NTreatment, an electronic medical record vendor, accidentally exposed thousands of patient files by failing to password protect one of its cloud servers. The details of the EHR vendor breach are discussed further.
NTreatment EHR Vendor Breach
It was recently reported that NTreatment inadvertently left one of their cloud storage servers exposed to the public when they failed to password protect the server. The cloud server, hosted by Microsoft Azure, contained 109,000 files. The patient records compromised in the EHR vendor breach included protected health information (PHI) such as lab test results, medical records, doctors’ notes, insurance claims, and other health data.
What’s worse is none of the files were encrypted, leaving them readily available to anyone stumbling upon the server. TechCrunch, a news publication, discovered the exposed data during a routine investigation, and notified NTreatment. It is unclear how long the server was left unprotected, however, it has since been secured.
What Are the Potential Implications of the EHR Vendor Breach?
Although it is unclear whether or not anyone accessed the data with malicious intent, it is highly likely that could be true. If a threat actor did in fact access the leaked files, it could lead to major implications for the patients affected by the breach.
Say for instance there were patients’ Social Security numbers contained in the files. A threat actor could use this information to commit financial fraud or identity theft. This could lead to financial ruin for patients, and compromise their credit scores, likely causing long-lasting implications.

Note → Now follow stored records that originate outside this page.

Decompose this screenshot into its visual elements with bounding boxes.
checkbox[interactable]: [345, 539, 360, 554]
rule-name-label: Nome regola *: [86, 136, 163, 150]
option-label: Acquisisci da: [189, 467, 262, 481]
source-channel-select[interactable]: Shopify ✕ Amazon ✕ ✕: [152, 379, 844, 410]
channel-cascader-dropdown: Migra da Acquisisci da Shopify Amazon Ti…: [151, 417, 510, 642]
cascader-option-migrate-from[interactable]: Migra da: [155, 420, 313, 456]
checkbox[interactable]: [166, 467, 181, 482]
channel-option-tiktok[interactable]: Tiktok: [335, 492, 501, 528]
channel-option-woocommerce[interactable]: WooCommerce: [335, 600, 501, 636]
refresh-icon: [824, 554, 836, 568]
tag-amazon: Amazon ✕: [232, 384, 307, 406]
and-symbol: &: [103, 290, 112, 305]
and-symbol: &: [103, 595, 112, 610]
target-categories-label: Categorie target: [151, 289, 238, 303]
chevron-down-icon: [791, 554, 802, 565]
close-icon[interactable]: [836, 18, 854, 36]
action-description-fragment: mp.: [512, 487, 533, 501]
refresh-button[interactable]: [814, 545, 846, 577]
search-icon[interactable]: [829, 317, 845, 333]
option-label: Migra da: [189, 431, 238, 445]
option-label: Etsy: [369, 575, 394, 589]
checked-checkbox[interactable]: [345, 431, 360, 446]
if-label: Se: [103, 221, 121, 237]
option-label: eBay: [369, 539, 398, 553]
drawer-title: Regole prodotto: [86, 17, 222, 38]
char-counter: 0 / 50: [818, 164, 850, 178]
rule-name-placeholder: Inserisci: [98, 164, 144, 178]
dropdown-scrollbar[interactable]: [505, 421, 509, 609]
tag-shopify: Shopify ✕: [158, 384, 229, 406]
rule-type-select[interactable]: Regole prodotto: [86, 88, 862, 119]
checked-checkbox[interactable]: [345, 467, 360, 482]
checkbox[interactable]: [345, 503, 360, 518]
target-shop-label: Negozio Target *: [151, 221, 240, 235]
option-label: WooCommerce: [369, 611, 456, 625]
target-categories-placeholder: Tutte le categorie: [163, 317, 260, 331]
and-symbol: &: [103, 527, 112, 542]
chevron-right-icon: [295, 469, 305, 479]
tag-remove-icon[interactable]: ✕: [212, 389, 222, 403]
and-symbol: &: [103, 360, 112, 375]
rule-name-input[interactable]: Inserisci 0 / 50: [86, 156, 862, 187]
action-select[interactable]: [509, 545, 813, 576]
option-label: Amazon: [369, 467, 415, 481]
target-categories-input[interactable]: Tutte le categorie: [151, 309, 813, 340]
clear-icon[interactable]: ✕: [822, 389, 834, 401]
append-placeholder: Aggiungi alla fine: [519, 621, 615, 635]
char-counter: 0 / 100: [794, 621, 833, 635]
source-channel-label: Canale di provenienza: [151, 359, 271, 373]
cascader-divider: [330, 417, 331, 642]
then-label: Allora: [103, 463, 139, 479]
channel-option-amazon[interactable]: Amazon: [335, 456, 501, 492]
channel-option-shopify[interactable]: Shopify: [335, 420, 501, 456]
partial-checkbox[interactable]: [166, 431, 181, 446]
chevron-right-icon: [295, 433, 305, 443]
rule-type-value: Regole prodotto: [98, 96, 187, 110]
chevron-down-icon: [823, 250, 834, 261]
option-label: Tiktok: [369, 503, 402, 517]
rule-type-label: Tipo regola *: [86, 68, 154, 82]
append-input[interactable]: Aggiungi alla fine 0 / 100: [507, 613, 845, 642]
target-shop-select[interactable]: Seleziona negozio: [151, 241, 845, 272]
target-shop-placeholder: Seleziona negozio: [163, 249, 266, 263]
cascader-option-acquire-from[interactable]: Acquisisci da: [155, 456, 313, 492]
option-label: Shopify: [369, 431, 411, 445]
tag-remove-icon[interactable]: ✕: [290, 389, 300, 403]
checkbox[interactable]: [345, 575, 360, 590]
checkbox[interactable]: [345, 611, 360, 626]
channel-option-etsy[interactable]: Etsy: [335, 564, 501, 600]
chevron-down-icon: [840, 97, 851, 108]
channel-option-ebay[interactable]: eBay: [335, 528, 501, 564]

Preventing a Healthcare Breach
As healthcare breaches become more commonplace, it is important to ensure that you are adequately securing protected health information. There are many ways in which you can do this, however, there are certain precautions that have become an industry standard.
Multi-factor Authentication (MFA). Although HIPAA does not require that healthcare organizations implement MFA, it is considered best practices to do so. This is because it provides more security than a simple username and password. MFA requires users to input their username and password in combination with another unique login credential such as answers to security questions or a one-time PIN, to access sensitive data. MFA provides more security than traditional login credentials as unauthorized individuals who have access to an employee’s login information will be unable to access data without access to the other login credentials.

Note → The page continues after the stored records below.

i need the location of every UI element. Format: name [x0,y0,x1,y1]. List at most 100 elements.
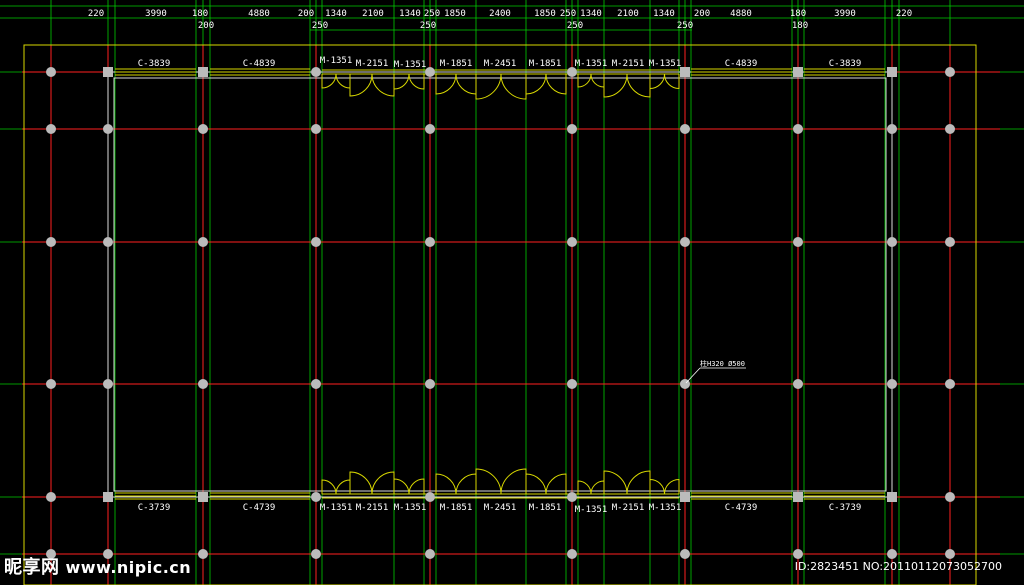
column-square [103,67,113,77]
door-swing-top [321,73,337,89]
column [46,492,56,502]
door-swing-bottom [577,480,592,495]
dimension-label: 4880 [730,9,752,19]
column [793,124,803,134]
door-swing-top [603,73,628,98]
column [311,124,321,134]
opening-label-top: C-3839 [829,59,862,69]
dimension-label: 220 [896,9,912,19]
opening-label-top: M-1351 [649,59,682,69]
column [46,379,56,389]
dimension-label: 200 [694,9,710,19]
opening-label-top: M-1351 [394,60,427,70]
watermark-id: ID:2823451 NO:20110112073052700 [794,560,1002,573]
column [793,549,803,559]
column [425,237,435,247]
dimension-label: 250 [420,21,436,31]
dimension-label: 250 [677,21,693,31]
dimension-label: 200 [198,21,214,31]
outer-wall [107,71,893,498]
door-swing-bottom [649,478,665,495]
column [945,549,955,559]
annotations: 柱H320 Ø500 [685,359,746,384]
door-swing-bottom [335,479,351,495]
column [103,124,113,134]
dimension-label: 2100 [617,9,639,19]
column [680,237,690,247]
dimension-label: 250 [560,9,576,19]
door-swing-top [626,73,651,98]
door-swing-top [435,73,457,95]
column-square [680,67,690,77]
column [945,379,955,389]
column [311,492,321,502]
column-square [198,67,208,77]
opening-label-bottom: C-3739 [829,503,862,513]
opening-label-top: C-3839 [138,59,171,69]
dimension-label: 3990 [145,9,167,19]
column [311,549,321,559]
dimension-label: 180 [790,9,806,19]
column [425,67,435,77]
column [46,67,56,77]
dimension-label: 1850 [444,9,466,19]
dimension-label: 4880 [248,9,270,19]
column [311,237,321,247]
dimension-label: 200 [298,9,314,19]
opening-label-bottom: M-1351 [394,503,427,513]
column [793,379,803,389]
dimension-label: 1850 [534,9,556,19]
column [567,237,577,247]
door-swing-top [349,73,373,97]
column-square [793,492,803,502]
dimension-label: 3990 [834,9,856,19]
column [945,124,955,134]
dimension-label: 2400 [489,9,511,19]
column [887,549,897,559]
column [425,492,435,502]
door-swings [321,73,680,495]
inner-wall [113,77,887,492]
dimension-label: 180 [192,9,208,19]
door-swing-bottom [590,480,605,495]
opening-labels: C-3839 C-4839 M-1351 M-2151 M-1351 M-1851 M-24… [138,56,862,515]
door-swing-bottom [475,468,502,495]
column [945,237,955,247]
column [680,124,690,134]
opening-label-top: M-2151 [612,59,645,69]
column [198,124,208,134]
column-square [103,492,113,502]
opening-label-top: C-4839 [725,59,758,69]
dimension-label: 250 [424,9,440,19]
column [567,379,577,389]
column [311,67,321,77]
door-swing-top [408,73,425,90]
door-swing-bottom [500,468,527,495]
structural-columns [46,67,955,559]
dimension-label: 180 [792,21,808,31]
door-swing-bottom [393,478,410,495]
column-note: 柱H320 Ø500 [700,359,745,368]
dimension-label: 220 [88,9,104,19]
door-swing-bottom [408,478,425,495]
column-square [198,492,208,502]
door-swing-top [455,73,477,95]
column [887,237,897,247]
dimension-label: 1340 [653,9,675,19]
door-swing-top [649,73,665,90]
dimension-labels: 220 3990 180 4880 200 1340 2100 1340 250 1850 2400… [88,9,912,31]
opening-label-bottom: M-2151 [612,503,645,513]
opening-label-bottom: M-1351 [649,503,682,513]
opening-label-bottom: M-2151 [356,503,389,513]
column-square [793,67,803,77]
column [887,124,897,134]
column [198,549,208,559]
dimension-label: 250 [567,21,583,31]
opening-label-bottom: M-1851 [529,503,562,513]
door-swing-top [371,73,395,97]
column [945,492,955,502]
column [945,67,955,77]
opening-label-bottom: M-1351 [320,503,353,513]
watermark-brand: 昵享网 www.nipic.cn [4,553,191,579]
door-swing-top [545,73,567,95]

Access Controls. The HIPAA minimum necessary standard requires that employees are only given access to the PHI that they need to perform their job functions. Enabled through the use of unique login credentials, access controls designate different levels of access to data based on an employee’s job role.
Audit Controls. Since HIPAA requires use and disclosure of PHI to be in accordance with the minimum necessary standard, you must track data access with audit logs. By keeping an audit log, regular data access patterns are established for each user, facilitating the quick detection of breaches.
Encryption. Although not explicitly mandated by HIPAA, the Department of Health and Human Services expect healthcare organizations to secure data through encryption. Encryption is the most secure form of data protection as it masks sensitive data, preventing users from accessing it if they don’t possess a decryption key.
What Does the NTreatment EHR Vendor Breach Teach Us?
Had NTreatment implemented these security measures, it is likely that the EHR vendor breach would not have occurred. Additionally, had their files been encrypted, even if their cloud server was left without password protection, the files would not have been able to be read by unauthorized individuals.